A reflexão sobre a religião na visão Weberiana destaca o sentido norteador da ação como um termômetro importante para a compreensão da conduta religiosa. Os movimentos emocionais que afloram com toda força nestes últimos tempos, certamente dizem algo aos analistas sociais. A questão que se coloca como pano de fundo deste artigo é a compreensão de um destes movimentos, a RCC (Renovação Carismática Católica) que para atingir seus objetivos de transmissão da mensagem religiosa e sensibilizar novos adeptos através das mobilizações de massa, faz parceria com um forte aliado: a mídia.
Padre Marcelo Rossi é uma figura importante para pensar a lógica evangelizadora do catolicismo no Brasil e sua relação com a mídia. Este artigo quer explorar estes dois aspectos: como se articulam a ação de Padre Marcelo e a RCC e o lugar da mídia nesse processo.
"Evangelizar": primeira proposta da RCC
"Evangelizar com novos métodos mas sem contudo, perder o conteúdo, que é a doutrina da Igreja"(Marcelo Rossi)

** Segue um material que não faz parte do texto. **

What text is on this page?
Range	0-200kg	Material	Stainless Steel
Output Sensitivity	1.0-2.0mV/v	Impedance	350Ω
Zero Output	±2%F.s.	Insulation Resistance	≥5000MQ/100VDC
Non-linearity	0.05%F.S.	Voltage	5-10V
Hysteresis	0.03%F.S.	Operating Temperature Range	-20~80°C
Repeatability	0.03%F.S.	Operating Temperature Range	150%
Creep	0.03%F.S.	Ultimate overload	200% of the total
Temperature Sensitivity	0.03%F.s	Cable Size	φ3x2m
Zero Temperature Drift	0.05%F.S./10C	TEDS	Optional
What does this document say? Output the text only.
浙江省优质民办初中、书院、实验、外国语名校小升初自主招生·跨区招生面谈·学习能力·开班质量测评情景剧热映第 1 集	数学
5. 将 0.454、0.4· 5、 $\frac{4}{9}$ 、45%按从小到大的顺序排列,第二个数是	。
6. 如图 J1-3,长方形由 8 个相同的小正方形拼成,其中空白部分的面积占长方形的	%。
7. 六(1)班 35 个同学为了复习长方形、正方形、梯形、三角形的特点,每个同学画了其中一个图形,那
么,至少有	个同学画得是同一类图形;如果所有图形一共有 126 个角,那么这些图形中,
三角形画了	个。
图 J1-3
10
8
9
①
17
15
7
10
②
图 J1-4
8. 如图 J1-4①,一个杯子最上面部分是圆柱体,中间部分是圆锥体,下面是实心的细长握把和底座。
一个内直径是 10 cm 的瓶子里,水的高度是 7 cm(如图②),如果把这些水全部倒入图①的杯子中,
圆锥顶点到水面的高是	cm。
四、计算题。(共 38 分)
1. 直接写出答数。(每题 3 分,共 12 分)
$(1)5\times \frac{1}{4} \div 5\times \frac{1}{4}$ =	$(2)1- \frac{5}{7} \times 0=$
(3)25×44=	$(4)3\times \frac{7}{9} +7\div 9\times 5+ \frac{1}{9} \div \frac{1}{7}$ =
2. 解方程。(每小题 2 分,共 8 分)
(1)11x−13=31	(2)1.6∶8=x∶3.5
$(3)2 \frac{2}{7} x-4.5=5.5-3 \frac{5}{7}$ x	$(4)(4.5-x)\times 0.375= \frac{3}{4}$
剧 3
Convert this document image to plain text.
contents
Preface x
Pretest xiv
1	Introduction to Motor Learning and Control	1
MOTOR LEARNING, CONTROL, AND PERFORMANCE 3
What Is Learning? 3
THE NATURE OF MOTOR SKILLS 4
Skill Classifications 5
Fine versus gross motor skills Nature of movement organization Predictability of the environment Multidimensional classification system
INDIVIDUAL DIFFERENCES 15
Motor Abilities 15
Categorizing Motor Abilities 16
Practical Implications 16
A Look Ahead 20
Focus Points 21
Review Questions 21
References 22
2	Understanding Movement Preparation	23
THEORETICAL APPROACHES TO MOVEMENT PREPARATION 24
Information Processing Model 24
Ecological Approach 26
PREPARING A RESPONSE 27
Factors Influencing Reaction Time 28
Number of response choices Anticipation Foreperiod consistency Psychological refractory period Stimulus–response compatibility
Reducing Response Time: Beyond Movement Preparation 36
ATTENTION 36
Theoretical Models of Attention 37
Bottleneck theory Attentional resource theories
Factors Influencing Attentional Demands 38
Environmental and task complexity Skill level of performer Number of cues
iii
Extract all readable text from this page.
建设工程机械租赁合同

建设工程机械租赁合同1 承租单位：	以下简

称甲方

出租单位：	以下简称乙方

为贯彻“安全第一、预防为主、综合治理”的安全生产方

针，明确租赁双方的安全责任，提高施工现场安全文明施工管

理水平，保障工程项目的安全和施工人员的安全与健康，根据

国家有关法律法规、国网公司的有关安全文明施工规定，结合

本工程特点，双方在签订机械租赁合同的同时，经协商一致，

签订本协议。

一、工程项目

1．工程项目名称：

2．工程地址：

No documento intitulado Ofensiva nacional (1993), o Movimento de RCC explicita seus objetivos e estratégias para penetração nacional de seu carisma. Dentre seus objetivos encontra-se o crescimento de ao menos 1% ao ano; a formação de "Comunidades Eclesiais Carismáticas" ; formação de um grupo de oração por Paróquia [2]; estar em 95% das dioceses do Brasil. Para alcançar estes, dentre outros objetivos, o documento traça estratégias bem definidas como por exemplo, o uso da TV em rede nacional [3].
Mariz (1998) afirma que a Rede Vida (inaugurada em 1995) vem responder à uma preocupação da Igreja Católica referente à pouca ou má utilização dos meios de comunicação. Embora não pertencendo à Igreja e sendo gerenciada pelo INBRAC (Instituto Brasileiro de Comunicação Cristã), a autora informa que é forte a presença episcopal no conselho superior deste Instituto.
O que fica cada vez mais óbvio sobre o uso da mídia pelo catolicismo e em especial, pela RCC, é que a missão de "anunciar a boa nova" exige método e investimento das Igrejas ocorrendo então uma modernização que demonstra o caráter objetivo de um determinado tipo de ação religiosa. O uso da mídia para a transmissão da mensagem religiosa passa então por uma elaboração metodológica não tão simples quanto possa parecer. Entretanto, a literatura aponta como uma possível tendência ao esgotamento do movimento de RCC em si mesmo, o alto nível de burocratização que ele apresenta (Carranza, 2000).
Aprendemos de Bourdieu que para compreender alguma coisa é preciso compreender o campo que a produziu e que está conferindo força a tal coisa observada. Se analisarmos o pensamento da RCC sobre "evangelização" poderemos melhor entender o sucesso do padre Marcelo Rossi através do uso dos meios de comunicação.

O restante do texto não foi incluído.